The Turkey Hill Experience Cow - Columbia, Pa.

One of our favorite roadside oddities, this big bovine welcomes ice cream fans to the Turkey Hill Experience. More of a children's museum than a factory tour, this year-round indoor attraction shows how the company produces its ice cream and beverage products in Lancaster County, Pennsylvania. There are several more mechanical cows inside, which you can milk. Other interactive activities represent production stages, such as homogenization and pasteurization. You can stand in the blast freezer, create your own flavor and enjoy free samples.

Man of Steel - Metropolis, Ill.

Superman fans know the caped crusader made his home in the fictional city of Metropolis.
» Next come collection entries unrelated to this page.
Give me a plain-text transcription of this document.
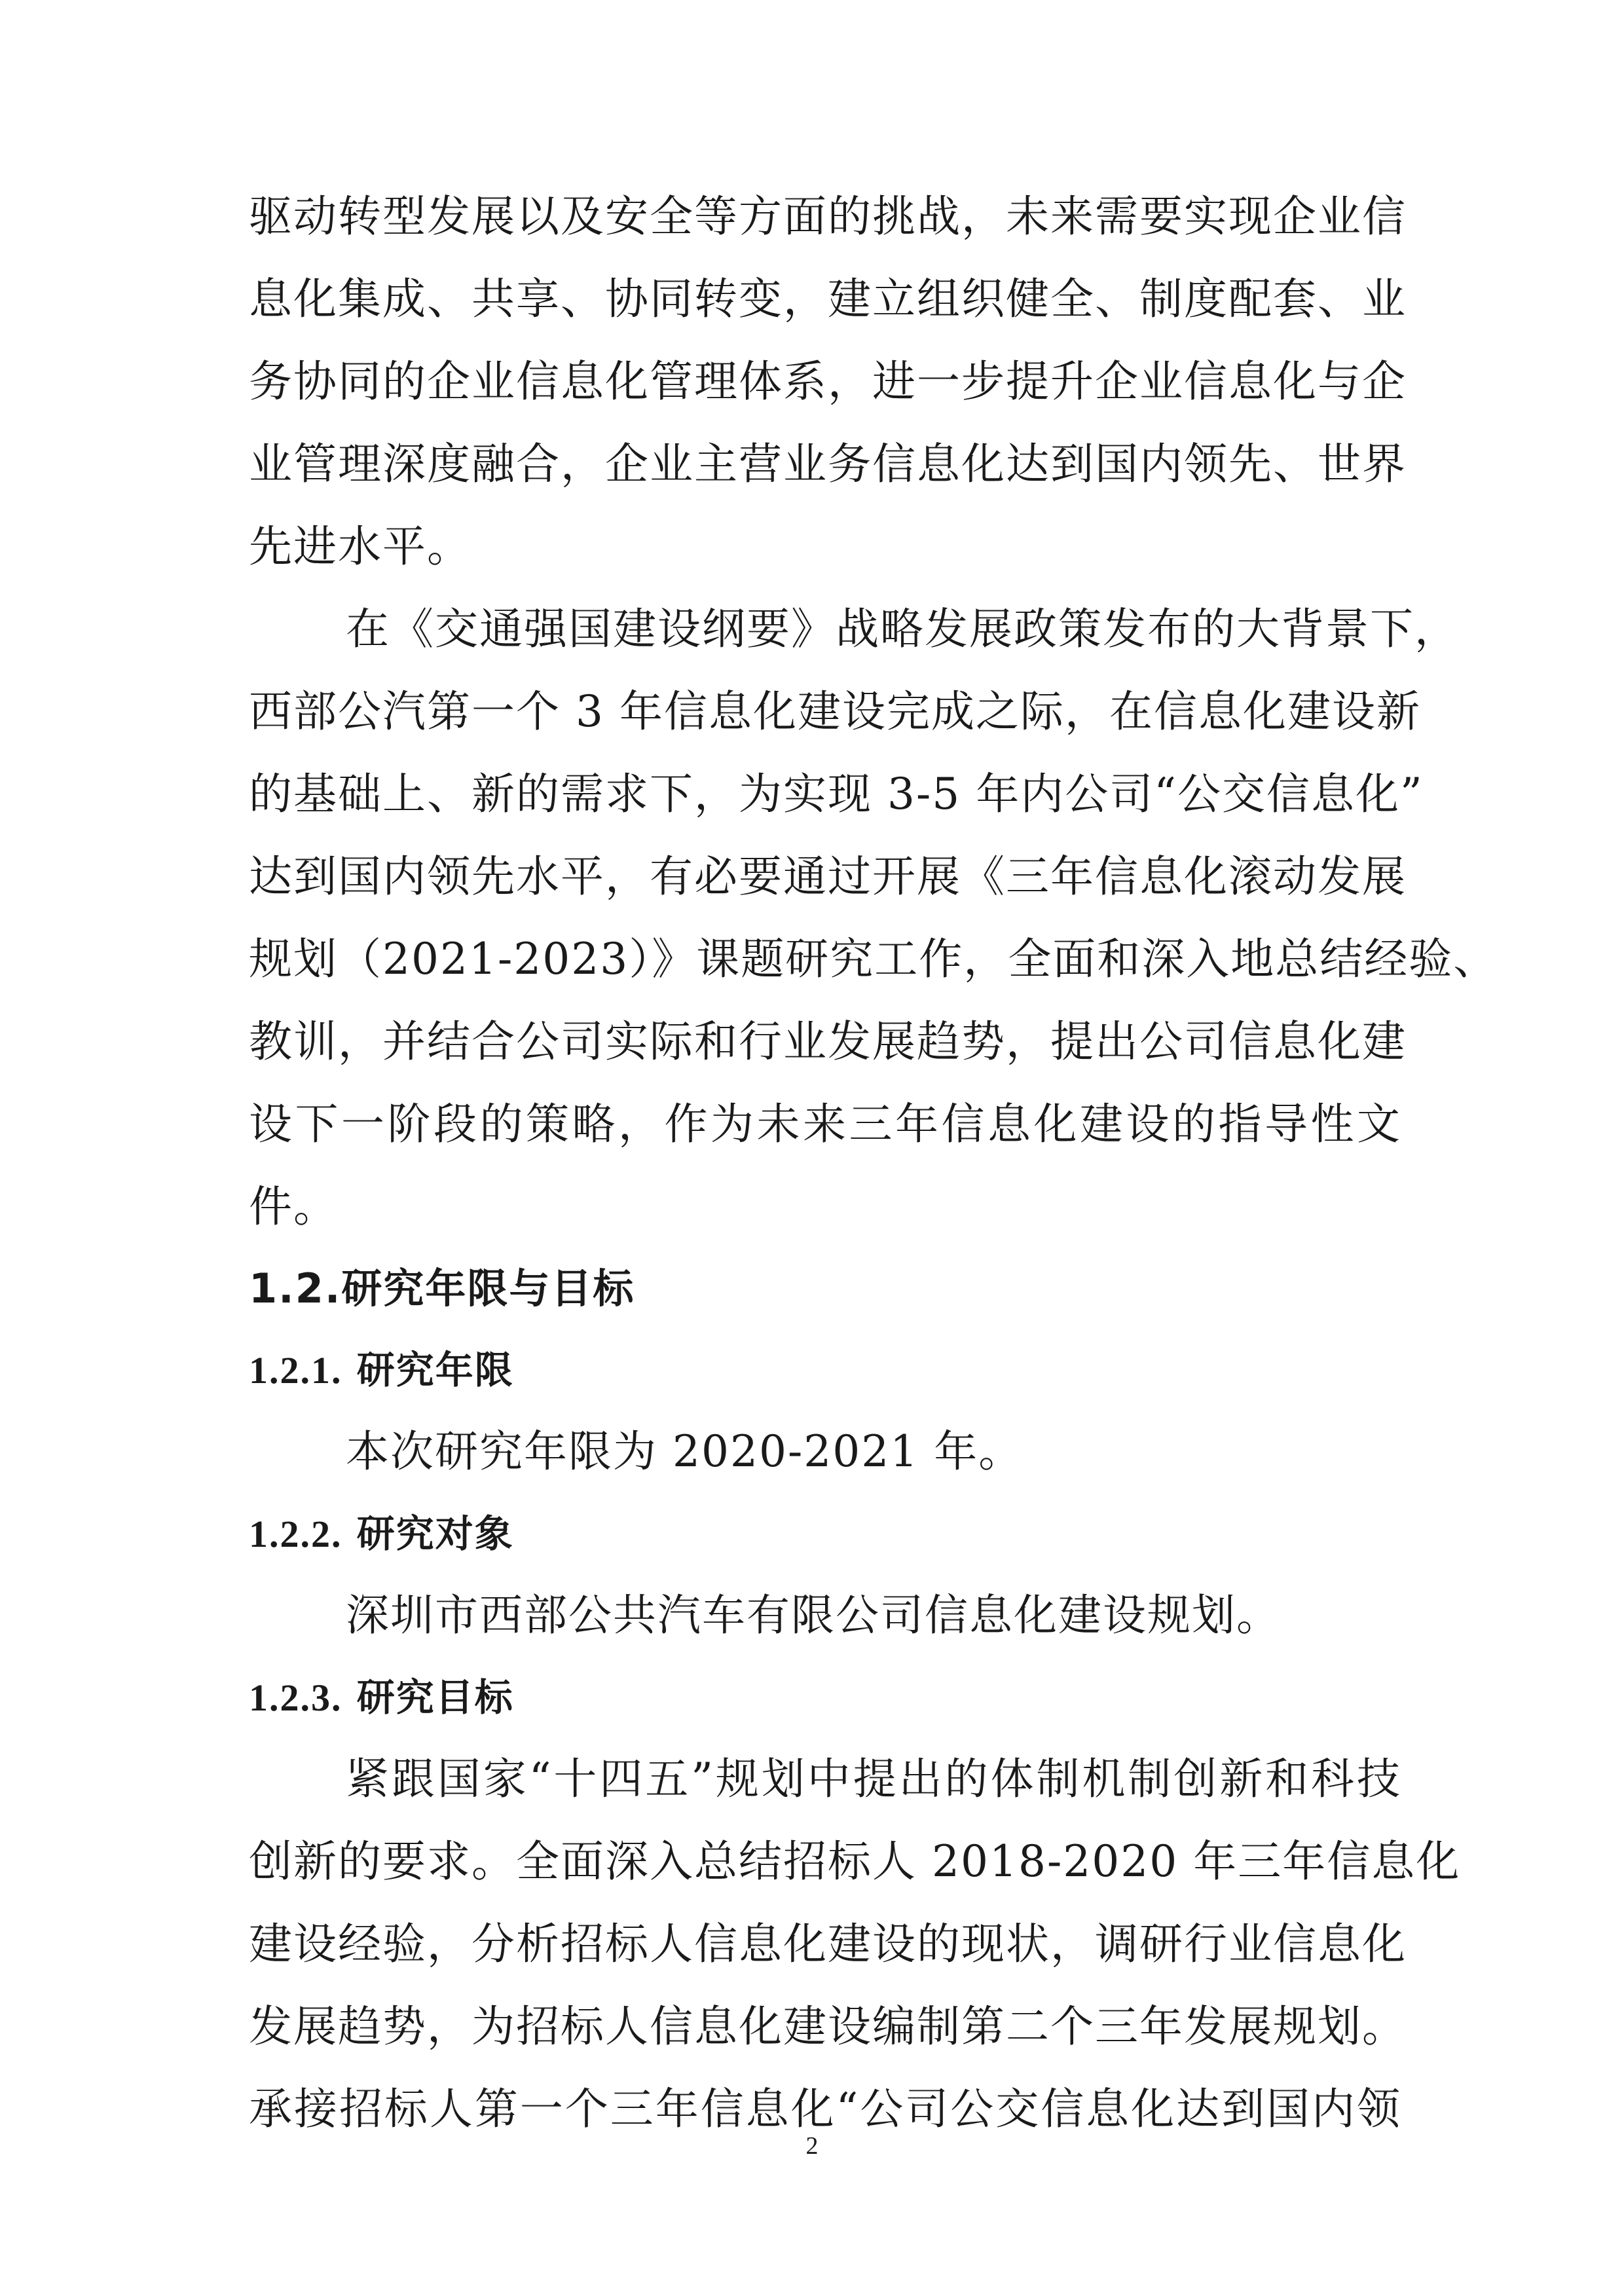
驱动转型发展以及安全等方面的挑战，未来需要实现企业信
息化集成、共享、协同转变，建立组织健全、制度配套、业
务协同的企业信息化管理体系，进一步提升企业信息化与企
业管理深度融合，企业主营业务信息化达到国内领先、世界
先进水平。
在《交通强国建设纲要》战略发展政策发布的大背景下，
西部公汽第一个 3 年信息化建设完成之际，在信息化建设新
的基础上、新的需求下，为实现 3-5 年内公司“公交信息化”
达到国内领先水平，有必要通过开展《三年信息化滚动发展
规划（2021-2023）》课题研究工作，全面和深入地总结经验、
教训，并结合公司实际和行业发展趋势，提出公司信息化建
设下一阶段的策略，作为未来三年信息化建设的指导性文
件。
1.2.研究年限与目标
1.2.1. 研究年限
本次研究年限为 2020-2021 年。
1.2.2. 研究对象
深圳市西部公共汽车有限公司信息化建设规划。
1.2.3. 研究目标
紧跟国家“十四五”规划中提出的体制机制创新和科技
创新的要求。全面深入总结招标人 2018-2020 年三年信息化
建设经验，分析招标人信息化建设的现状，调研行业信息化
发展趋势，为招标人信息化建设编制第二个三年发展规划。
承接招标人第一个三年信息化“公司公交信息化达到国内领
2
The residents of the real Metropolis, a small town in southern Illinois, keep his legend alive with a 15-foot bronze "Man of Steel" statue in front of the county courthouse. Steps away, you can visit the Super Museum, home of the world's largest Superman memorabilia collection of costumes, movie props, artwork and posters, stills, toys, games, and action figures.

Cheese Haus Mouse - Frankenmuth, Mich.

Frankenmuth, known as Michigan's little Bavaria, oozes with the charm of German-themed attractions, shops, restaurants promising world famous chicken dinners, and events like Oktoberfest polka parties. In front of Frankenmuth Cheese Haus, a cheerful grey mouse peeks his head out of a 6-foot wedge of Swiss. It"s actually made of cement, but inside, you'll find real Swiss, along with 140 other varieties, including cheese spreads and even a homemade chocolate cheese.

World's Largest Baseball Bat - Louisville, Ky.

This 120-foot-tall scale replica of the bat that was custom made for Babe Ruth in the early 1920's identifies the entrance of the Louisville Slugger Museum & Factory, located in Louisville's historic West Main district. As the official bat producer for Major League Baseball, the company has been crafting bats since 1884. The museum shows how the sport has changed over the past 130 years. Guests of this road trip attraction can also visit a replica dugout and face down a 90-mph fastball, climb through a giant ball glove, watch bats being made and hold bats used by their favorite players.

Dinosaur World - Glen Rose, Texas

You'll see the giant orange T-Rex long before you drive up to the entrance of Dinosaur World in Glen Rose, the official Dinosaur Capital of Texas. Dinosaur Valley State Park -- where dinosaurs actually did roam -- is located next door. Families can walk the forest trail, filled with more than 100 life-sized beasts and fact-filled signs. Kids can get their hands dirty at the Fossil Dig while they uncover bone fragments, shark teeth and shells. You can also visit the indoor Prehistoric Museum, gift shop, picnic area and playgrounds at this roadside America attraction. There are also Dinosaur World locations in Cave City, Kentucky and Plant City, Florida.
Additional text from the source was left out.